Alla prima conferenza stampa da allenatore della SPAL, Pasquale Marino risponde così alle domande dei giornalisti, commentando la prestazione dei suoi ragazzi e l’espulsione che rimanderà il suo debutto al Paolo Mazza.

Nel primo tempo abbiamo giocato una partita di possesso senza conclusioni e dobbiamo velocizzare da questo punto di vista, produrre meglio ed arrivare con più uomini negli ultimi metri. Nel secondo tempo abbiamo osato di più, abbiamo subito di conseguenza qualche occasione, ma ne abbiamo anche create con D’Alessandro, Strefezza e Dickmann. Loro hanno colpito un palo su calcio piazzato e hanno avuto altre opportunità e c’è stato un equilibrio totale. La seconda frazione mi è sicuramente piaciuta di più, siamo arrivati con più costanza dalle parti della porta avversaria e abbiamo fatto qualcosa in più: dobbiamo fare novanta minuti più intensi, sulla falsa riga del secondo tempo di oggi per cercare di arrivare al tiro più spesso e creare più opportunità ed essere più incisivi negli ultimi metri. Nella prima mezz’ora del secondo tempo, dove ci sono state le nostre migliori occasioni e dove siamo riusciti a sviluppare meglio il nostro gioco, poi è sicuramente venuto fuori il Monza che ha spinto molto. Hanno una preparazione più avanzata rispetto alla nostra. Le occasioni le hanno avute, ma a mio avviso il rigore non c’era. Sono contento perché la squadra ha lottato su ogni pallone e si è sacrificata nella fase di non possesso, i ragazzi hanno fatto un buon lavoro. Questo è lo spirito giusto anche se siamo distanti da ciò che possiamo e vogliamo fare”.
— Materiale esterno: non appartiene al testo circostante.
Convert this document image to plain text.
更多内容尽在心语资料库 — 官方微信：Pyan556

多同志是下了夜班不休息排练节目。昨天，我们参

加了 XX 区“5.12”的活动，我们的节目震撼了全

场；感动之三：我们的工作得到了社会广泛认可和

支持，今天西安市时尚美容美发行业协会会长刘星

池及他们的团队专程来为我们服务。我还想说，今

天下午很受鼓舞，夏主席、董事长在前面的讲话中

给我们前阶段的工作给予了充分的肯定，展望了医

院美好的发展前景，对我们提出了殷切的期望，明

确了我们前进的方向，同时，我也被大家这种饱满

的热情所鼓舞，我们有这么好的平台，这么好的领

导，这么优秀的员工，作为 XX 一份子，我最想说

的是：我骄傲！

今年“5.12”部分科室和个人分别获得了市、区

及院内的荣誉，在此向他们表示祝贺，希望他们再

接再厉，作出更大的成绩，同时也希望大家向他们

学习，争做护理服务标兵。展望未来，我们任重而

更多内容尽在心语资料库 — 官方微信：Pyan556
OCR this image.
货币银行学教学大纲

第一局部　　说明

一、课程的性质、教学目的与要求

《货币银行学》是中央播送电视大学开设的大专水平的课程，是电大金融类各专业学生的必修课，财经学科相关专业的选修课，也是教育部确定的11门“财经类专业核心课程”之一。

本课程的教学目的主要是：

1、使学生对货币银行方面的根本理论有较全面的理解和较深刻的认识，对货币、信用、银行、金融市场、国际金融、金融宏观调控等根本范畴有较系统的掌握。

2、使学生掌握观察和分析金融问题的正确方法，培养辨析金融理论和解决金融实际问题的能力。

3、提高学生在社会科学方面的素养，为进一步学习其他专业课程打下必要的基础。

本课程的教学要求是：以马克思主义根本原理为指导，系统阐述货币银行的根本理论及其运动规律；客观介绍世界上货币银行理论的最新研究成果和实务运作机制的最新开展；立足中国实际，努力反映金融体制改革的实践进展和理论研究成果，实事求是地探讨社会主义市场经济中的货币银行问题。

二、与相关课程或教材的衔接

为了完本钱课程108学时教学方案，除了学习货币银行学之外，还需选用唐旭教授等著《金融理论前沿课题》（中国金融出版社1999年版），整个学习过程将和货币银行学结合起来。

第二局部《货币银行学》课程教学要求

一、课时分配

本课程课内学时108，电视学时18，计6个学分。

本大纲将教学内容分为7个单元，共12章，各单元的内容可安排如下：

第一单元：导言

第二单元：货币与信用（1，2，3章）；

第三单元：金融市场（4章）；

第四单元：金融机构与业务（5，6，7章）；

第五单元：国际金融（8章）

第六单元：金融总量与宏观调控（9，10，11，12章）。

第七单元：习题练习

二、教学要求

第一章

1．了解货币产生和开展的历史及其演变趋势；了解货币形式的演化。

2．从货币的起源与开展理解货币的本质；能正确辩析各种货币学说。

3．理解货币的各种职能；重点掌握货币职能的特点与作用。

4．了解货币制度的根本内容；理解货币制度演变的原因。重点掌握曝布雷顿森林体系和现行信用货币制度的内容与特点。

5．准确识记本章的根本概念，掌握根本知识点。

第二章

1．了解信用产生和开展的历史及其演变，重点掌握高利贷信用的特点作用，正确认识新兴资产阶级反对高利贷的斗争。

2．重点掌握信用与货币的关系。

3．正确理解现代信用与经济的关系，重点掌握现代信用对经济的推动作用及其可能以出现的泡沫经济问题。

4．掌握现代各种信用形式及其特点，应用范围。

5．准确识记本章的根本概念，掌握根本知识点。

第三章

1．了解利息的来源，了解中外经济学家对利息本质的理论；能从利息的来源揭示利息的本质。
La prestazione difensiva? Direi che ci siamo comportati bene, avevamo contro una squadra molto forte e li abbiamo contenuti molto bene. Analizzando i singoli episodi abbiamo tenuto, sono tutti nati da situazione a sé o calci da fermo: su azione non hanno avuto molte occasioni, significa che la squadra ha chiuso bene gli spazi. Chiaramente ci manca ancora la forza di ribaltare il fronte con una buona frequenza, ma questo arriverà con il tempo. Dovevamo muoverci un po’ meglio in verticale e attaccare di più la profondità. Nel secondo tempo lo abbiamo fatto con una certa continuità: nel complesso questo giustifica il fatto che non siamo riusciti a creare una grande mole di occasioni, dobbiamo lavorare per far crescere il numero di opportunità partita dopo partita ed essere decisivi negli ultimi metri”.

Se guferò ancora di più per la permanenza di Berisha? Eh, in questo sono molto bravo (ride, ndr). È importante, nelle poche occasioni in cui è stato chiamato in causa, al di là del rigore, è sempre stato presente e attento, facendosi trovare bene anche fuori area per limitare gli inserimenti delle punte tra i nostri centrali. Stiamo a parlare del nulla (ride, ndr): è un gran portiere, speriamo che rimanga. Abbiamo bisogno della sua serenità e di ciò che è in grado di trasmettere”.

Brignola e D’Alessandro out? Quella di Brignola era un’uscita programmata perché deve recuperare, l’anno scorso ha giocato poco e quindi era una sorta di staffetta preventivata. Marco (D’Alessandro, ndr) ha chiesto il cambio per crampi e abbiamo preferito non rischiarlo”.

L’espulsione? Prima che tirassero il rigore ho protestato, a mio avviso era inesistente e anche riguardandolo ne ho avuto la conferma da chi ha visto l’azione in video. Ho semplicemente riportato queste parole agli arbitri e dopo averlo calciato mi hanno buttato fuori. Ma è giusto così, ho alzato la voce e me la sono cercata”.